Firewalla mis-identifying devices with randomised MAC addresses
Both a minor bug report and an FYI for anyone else seeing this, I recently got a Firewalla alert saying that a Sonos device had joined the network when there definitely isn't anything Sonos around here. Specifically, there were two new devices:
- Sonos: EA:BE:A7:E3:AC:AB
- iPhone: 62:8F:5D:50:E6:41
The Firewalla correctly identified the second as an iPhone, but the first is another MAC-randomised iPhone. This problem is caused by the fact that some vendors have registered MAC addresses with the locally-administered bit in the OUI set (you can see this from the second hex digit in the OUI, if it's a 2, 6, A, or E then the bit is set). This is also used to signal MAC address randomisation, so when Sonos registered a non-globally-unique OUI, https://macaddress.io/macaddress/EA:BE:A7, they ended up being part of the randomised-MAC-address space.

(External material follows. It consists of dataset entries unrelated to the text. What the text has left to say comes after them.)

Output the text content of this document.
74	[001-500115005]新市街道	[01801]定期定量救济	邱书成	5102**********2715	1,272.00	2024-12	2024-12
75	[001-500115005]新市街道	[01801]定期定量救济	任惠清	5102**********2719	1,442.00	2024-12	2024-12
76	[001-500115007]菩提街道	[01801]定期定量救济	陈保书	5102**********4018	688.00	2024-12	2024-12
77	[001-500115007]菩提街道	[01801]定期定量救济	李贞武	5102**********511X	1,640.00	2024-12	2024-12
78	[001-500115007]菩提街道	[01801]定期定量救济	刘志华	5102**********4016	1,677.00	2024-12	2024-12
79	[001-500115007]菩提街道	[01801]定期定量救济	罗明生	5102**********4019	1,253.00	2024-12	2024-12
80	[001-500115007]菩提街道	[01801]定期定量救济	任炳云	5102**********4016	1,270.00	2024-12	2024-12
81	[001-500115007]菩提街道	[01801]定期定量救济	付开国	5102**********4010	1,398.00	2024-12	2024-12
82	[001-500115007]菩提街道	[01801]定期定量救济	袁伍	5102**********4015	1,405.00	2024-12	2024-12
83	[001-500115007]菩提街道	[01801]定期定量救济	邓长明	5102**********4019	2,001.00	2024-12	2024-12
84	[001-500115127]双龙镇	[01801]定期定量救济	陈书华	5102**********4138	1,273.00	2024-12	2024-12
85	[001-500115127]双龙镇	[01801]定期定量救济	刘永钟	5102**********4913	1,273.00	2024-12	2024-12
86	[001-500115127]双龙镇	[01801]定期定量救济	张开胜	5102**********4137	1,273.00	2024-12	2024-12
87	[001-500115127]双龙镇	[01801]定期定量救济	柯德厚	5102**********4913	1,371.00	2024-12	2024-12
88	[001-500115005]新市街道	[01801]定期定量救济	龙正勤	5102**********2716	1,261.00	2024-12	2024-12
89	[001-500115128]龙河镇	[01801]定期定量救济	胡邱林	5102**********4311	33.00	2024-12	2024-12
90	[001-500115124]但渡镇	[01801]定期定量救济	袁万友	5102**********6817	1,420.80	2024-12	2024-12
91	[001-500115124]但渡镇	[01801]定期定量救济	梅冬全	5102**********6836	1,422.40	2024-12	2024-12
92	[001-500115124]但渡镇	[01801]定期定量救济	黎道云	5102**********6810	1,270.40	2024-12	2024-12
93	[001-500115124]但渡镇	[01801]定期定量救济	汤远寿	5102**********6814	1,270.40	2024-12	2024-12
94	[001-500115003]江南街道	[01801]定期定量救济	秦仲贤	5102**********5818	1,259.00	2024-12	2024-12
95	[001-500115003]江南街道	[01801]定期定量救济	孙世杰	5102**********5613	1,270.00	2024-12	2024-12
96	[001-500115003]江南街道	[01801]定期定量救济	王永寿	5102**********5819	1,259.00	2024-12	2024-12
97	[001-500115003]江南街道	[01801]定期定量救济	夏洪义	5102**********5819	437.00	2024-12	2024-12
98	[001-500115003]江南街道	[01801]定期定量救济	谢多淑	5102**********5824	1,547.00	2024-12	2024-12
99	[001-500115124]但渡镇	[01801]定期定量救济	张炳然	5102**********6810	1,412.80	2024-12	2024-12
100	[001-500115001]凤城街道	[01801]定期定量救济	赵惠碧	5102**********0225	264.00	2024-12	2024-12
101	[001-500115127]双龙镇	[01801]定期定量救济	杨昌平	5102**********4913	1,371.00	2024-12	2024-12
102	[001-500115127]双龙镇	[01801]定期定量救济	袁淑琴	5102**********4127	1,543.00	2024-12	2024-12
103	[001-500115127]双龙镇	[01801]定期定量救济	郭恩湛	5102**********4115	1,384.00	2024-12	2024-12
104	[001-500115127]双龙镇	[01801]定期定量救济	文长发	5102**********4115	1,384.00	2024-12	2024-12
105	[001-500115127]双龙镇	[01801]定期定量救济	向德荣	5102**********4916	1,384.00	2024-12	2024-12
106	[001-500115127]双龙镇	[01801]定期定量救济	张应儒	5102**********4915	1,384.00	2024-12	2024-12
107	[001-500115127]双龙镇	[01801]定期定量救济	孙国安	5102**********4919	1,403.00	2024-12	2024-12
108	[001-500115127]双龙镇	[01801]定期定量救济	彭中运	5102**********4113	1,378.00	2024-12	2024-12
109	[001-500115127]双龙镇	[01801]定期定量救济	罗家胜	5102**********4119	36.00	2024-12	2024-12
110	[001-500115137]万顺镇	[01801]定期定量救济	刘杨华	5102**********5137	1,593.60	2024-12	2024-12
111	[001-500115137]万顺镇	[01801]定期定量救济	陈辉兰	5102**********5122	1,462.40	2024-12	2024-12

For Firewalla users: If you see a device that shouldn't be on your network suddenly turn up, check the second hex digit to see if it's a vendor who has registered a non-public OUI as a public (globally unique) OUI.
For Firewalla devs: Unless you've got additional fingerprinting to definitely identify a device using a non-unique OUI, perhaps report it as "Randomised address, possibly Sonos" or something similar... although that makes it look like a randomised-address Sonos device, maybe there's a better way to say it.